The paper's abstract and structural-results section refer to bootstrapping with 200 resamples, while the analytical-methods section states that 5,000 resamples were used. This discrepancy does not automatically invalidate the findings, but it should be corrected because the number of resamples affects the precision of statistical estimates.
From AI Rollout to Learning Design
The research has an important implication for governments and universities: the next phase of educational AI policy must move beyond access. Institutions have often treated technology deployment as an infrastructure question: buying licences, issuing guidelines and training staff to operate new systems. The study suggests that successful adoption also requires attention to learning psychology.
Universities need AI literacy programmes that teach students how to verify information, test reasoning, recognise uncertainty and retain responsibility for academic work.

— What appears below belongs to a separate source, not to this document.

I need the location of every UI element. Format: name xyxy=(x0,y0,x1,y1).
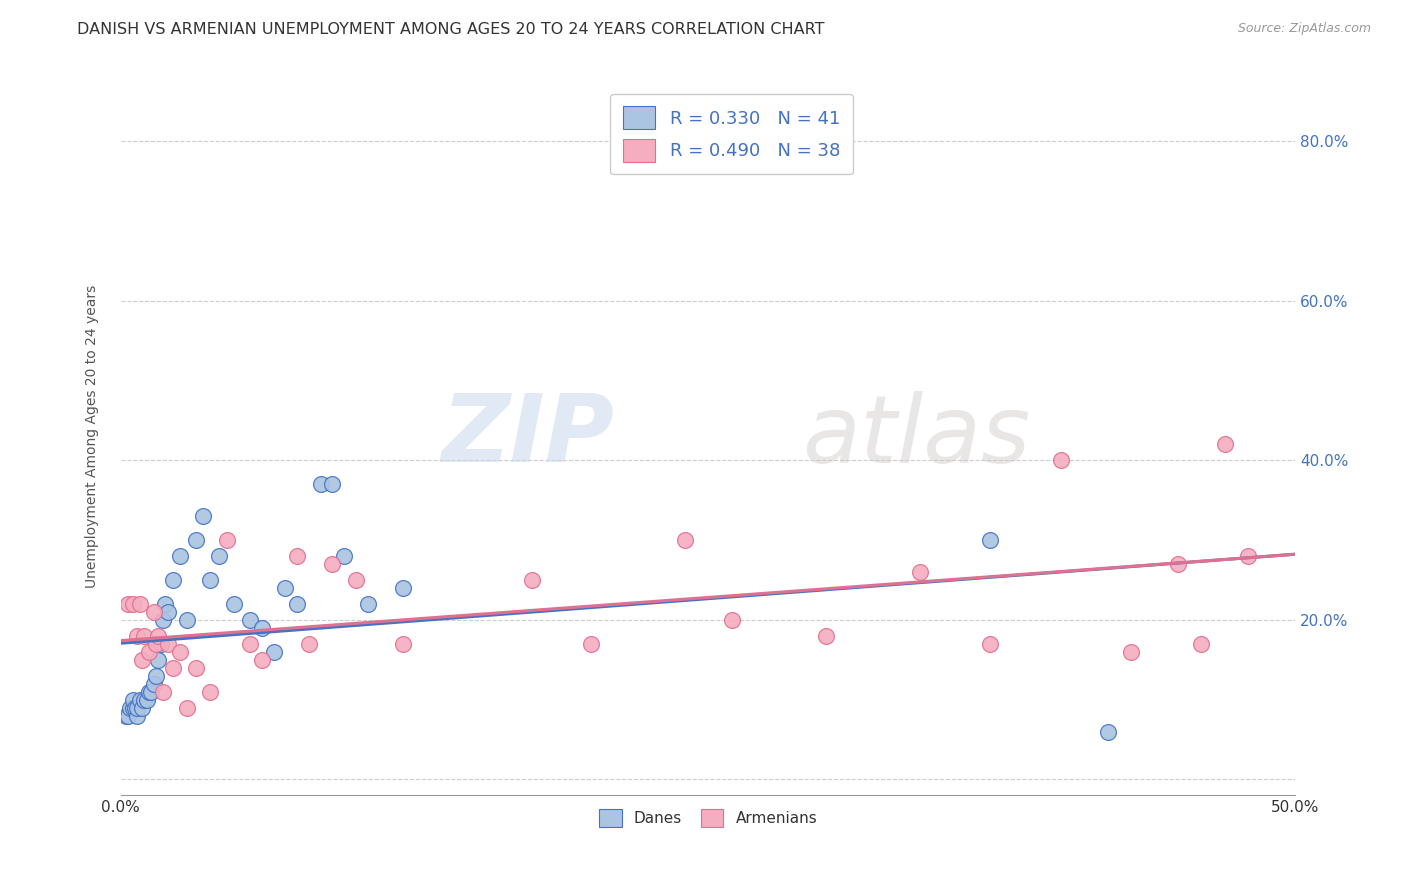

Faculty members need support in designing tasks that reward interpretation and judgement rather than the reproduction of AI-generated content.
Governments and development agencies should also resist measuring success only by the number of institutions or students using generative AI. More meaningful indicators would examine whether AI-supported learning improves independent performance, reduces educational inequality and strengthens durable skills.
This is particularly relevant to progress toward SDG 4 on inclusive and equitable quality education. Generative AI may expand access to explanation and feedback in resource-constrained settings, but access without pedagogy could produce shallow gains. It could also widen disparities between students who know how to question AI and those who accept its outputs uncritically.
Future research should thus combine perception surveys with objective assessments of writing, analysis and problem-solving. Longitudinal studies could test whether improvements persist after students stop using AI, while experiments could compare different types of scaffolding and intellectual challenge. The authors similarly call for objective performance measures and research capable of addressing reverse causation.